A few others, however, didn’t think there would be any real benefits from talking therapy, or only realised the benefits later on. Tanai had just started DBT when we spoke to her. She was not sure if it would help but said she would ‘give it a go’.

It was only after she left hospital that Lisa realised she had benefited from the group therapies she had there.

When talking treatments didn’t work

Quite a few people talked about negative experiences with talking therapies or how they could not see their benefits. Some who had experienced counselling and psychotherapy found it repetitive and too open-ended, or felt it didn’t get to the point.
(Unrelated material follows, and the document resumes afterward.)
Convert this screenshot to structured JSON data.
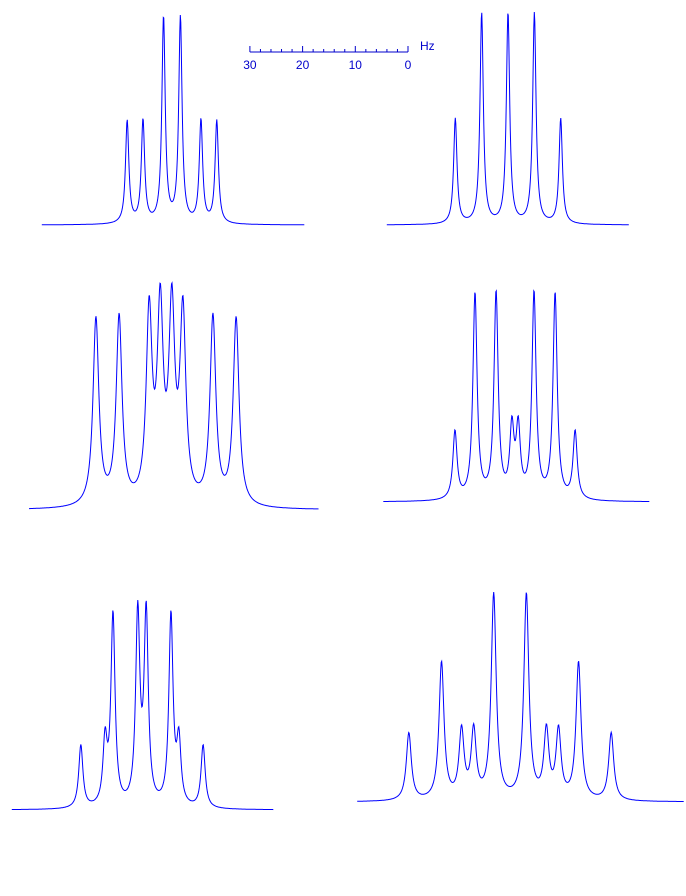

Brendan saw a psychologist for 18 months and by the end felt there was ‘only so much that you can talk about your relationship and your mum and your dad’. Although the therapist had said if he stopped he might miss out on finding out something important, he didn’t think there was ‘a breakthrough to find’.

Taylor experienced counselling with two psychologists but felt this was not helpful at all. One gave her breathing techniques and the other ‘tried’ positive thinking techniques but she needed practical support.

For some people it was difficult to open up to or trust a therapist. Brendan mentioned the difficulty of finding a ‘good’ therapist: ‘you don’t know who’s good and who’s not’. David was ‘terrified’ of ‘talking about [his] innermost feelings’. He said he would have to get to know someone and trust them ‘to let down [his] guard’. Although Vanessa’s psychologist was helping her with sleep and other problems, she said she was reluctant to disclose ‘things that have happened in my life that I know are responsible for why I feel so bad’ because she felt there was ‘no confidentiality’ in the regional city in which she lived.

Quite a few people spoke about not getting on with some of the psychologists they had seen. Carlo and Tanai both described having an instant dislike to particular therapists they had visited. Carlo said of one therapist: ‘he had a smirk on his face and made me feel uncomfortable’. The first psychotherapist Michelle saw ‘rubbed [her] up the wrong way’.

Before he was diagnosed with depression Brendan saw a psychologist for other issues. He said he didn’t speak much about ‘what was going on’ for him.

Lisa was 14 when she saw a psychologist for help with bulimia. She said the psychotherapist asked a ‘bizarre’ question and felt she wasn’t the ‘right person to speak to’ at the time.

A few people felt talking to a therapist could make things worse for them.

Allen said talking about mental health ‘time and time again’ could prevent you from moving forward. He felt it was important to talk about things other than mental health sometimes.

A couple of people gave examples of when talking therapies had themselves created problems. Brian experienced Eye Movement Desensitisation and Reprocessing (EMDR) – used for treating trauma – when he was seeing a therapist about his sexuality. During the session he recalled being abused by his uncle and possibly by his father; he later realised his father did not abuse him. He thinks at that time he ‘just took on too much information and broke down’ after that. A few years later he said he started getting ‘signs of schizophrenia’.

Jenny said that she saw a social worker because she was hearing voices. The therapy worked, but the social worker’s voice became a new dominant voice that ‘tormented’ her.